Charli Merrill, Staff Writer

Farmington High School has around 1,500 students. With that many kids in one place, there is bound to be many different personalities and interests. Luckily, there are a variety of different clubs here for each kind of person and their hobbies. And if there isn’t one, you can create your own! But, unfortunately many students may not know about all the different clubs Farmington has to offer. So, if you are looking to join a group or want to be a part of the FHS culture, you’ve come to the right place!

First, a club you might not be very familiar with is the Dungeons and Dragons.

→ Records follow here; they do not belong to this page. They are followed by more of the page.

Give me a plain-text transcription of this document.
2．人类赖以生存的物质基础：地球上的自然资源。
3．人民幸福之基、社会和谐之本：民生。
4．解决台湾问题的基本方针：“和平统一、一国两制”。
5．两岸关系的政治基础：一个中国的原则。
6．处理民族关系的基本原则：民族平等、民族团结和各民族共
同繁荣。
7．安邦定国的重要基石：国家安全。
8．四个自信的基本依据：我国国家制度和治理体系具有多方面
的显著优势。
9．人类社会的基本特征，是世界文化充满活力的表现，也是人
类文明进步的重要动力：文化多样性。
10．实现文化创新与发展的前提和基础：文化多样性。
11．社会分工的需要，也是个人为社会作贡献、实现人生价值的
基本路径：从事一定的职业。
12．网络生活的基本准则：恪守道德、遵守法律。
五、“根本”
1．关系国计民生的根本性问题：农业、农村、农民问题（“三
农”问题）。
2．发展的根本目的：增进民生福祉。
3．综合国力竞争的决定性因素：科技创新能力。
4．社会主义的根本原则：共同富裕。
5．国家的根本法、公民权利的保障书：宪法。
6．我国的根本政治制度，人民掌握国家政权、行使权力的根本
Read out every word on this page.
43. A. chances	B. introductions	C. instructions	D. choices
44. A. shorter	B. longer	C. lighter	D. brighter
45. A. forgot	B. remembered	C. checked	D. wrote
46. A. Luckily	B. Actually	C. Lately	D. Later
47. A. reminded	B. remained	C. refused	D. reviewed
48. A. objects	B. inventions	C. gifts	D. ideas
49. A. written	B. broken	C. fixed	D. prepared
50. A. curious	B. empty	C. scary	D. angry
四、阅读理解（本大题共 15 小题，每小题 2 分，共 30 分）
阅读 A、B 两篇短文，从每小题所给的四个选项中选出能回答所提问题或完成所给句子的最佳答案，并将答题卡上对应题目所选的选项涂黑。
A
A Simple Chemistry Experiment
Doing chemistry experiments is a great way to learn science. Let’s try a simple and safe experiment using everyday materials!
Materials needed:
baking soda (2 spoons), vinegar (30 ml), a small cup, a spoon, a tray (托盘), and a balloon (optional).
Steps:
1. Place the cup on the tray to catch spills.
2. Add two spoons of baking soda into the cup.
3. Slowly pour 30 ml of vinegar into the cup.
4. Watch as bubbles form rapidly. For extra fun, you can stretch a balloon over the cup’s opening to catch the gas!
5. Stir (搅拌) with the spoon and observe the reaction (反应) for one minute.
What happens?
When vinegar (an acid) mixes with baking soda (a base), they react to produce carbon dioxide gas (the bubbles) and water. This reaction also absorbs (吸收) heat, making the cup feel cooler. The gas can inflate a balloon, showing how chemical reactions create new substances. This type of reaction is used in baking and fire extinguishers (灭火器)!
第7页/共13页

They meet Tuesdays from 2:30 to 4:00 in the 1300 suite, and there are currently 6 members, but they are always open to new people. A lot of people can be quick to stereotype it, but anyone who likes to play video games would enjoy it! 

“If you enjoy telling stories with similar people, you would enjoy it even if you’ve never played before,” club captain, Eliza Roylance said. 

When asked what their favorite parts of being in the club were, the majority said they liked being able to play a character and escape from regular life.

“I also like the strategy part of the game, and working out a plan together,” club member, Jared Jardine said. 

Dungeons and Dragons has so much to offer. It’s a great way to meet people, gain a new hobby, and have lots of stories to tell that you wouldn’t have otherwise. So make sure to stop by after school on Tuesdays! 

The next club is Debate. The leader of the club is Walker Tracy, a Junior. Typically, they focus on learning how to use rhetoric, present articles in a convincing way, and try to win arguments. This club is fun but also very beneficial. It can help with public speaking, mock trials, being better at winning arguments, and it can also count for an english credit as a senior! 

“Any person can benefit from this. People who are engaged in politics, like to win arguments, and whoever wants to be better at public speaking,” Tracy said. 

It is also a great way to make new friends, even from other schools. The competition season starts in October, and ends in March. They typically compete twice a month on Fridays and/or Saturdays. If this sounds appealing to you, They meet Mondays and Tuesdays after school in the 1800 suite and there are 26 members as of now.

Lastly, we have the creative writing club, with Mrs. Roberge as the advisor. They meet after school on Wednesdays in room 2810. The typical day starts with a 30 minute free write. Later they focus a lot on writing techniques and try different prompts to expand their skills. Anyone who enjoys writing, even if they aren’t great at it, would enjoy the club, and they always like having new people.

“It is a good opportunity to explore writing as a creative outlet because words are as much of an art as painting and drawing,” Roberge added. “And just because you haven’t come all year doesn’t mean you shouldn’t now. It’s a fun group of kids.”

If any of these clubs sounded intriguing to you, make sure you stop by after school. Even if you are unsure, it doesn’t hurt to try something new. I encourage all of you to join or start a club, even if it isn’t one of these three!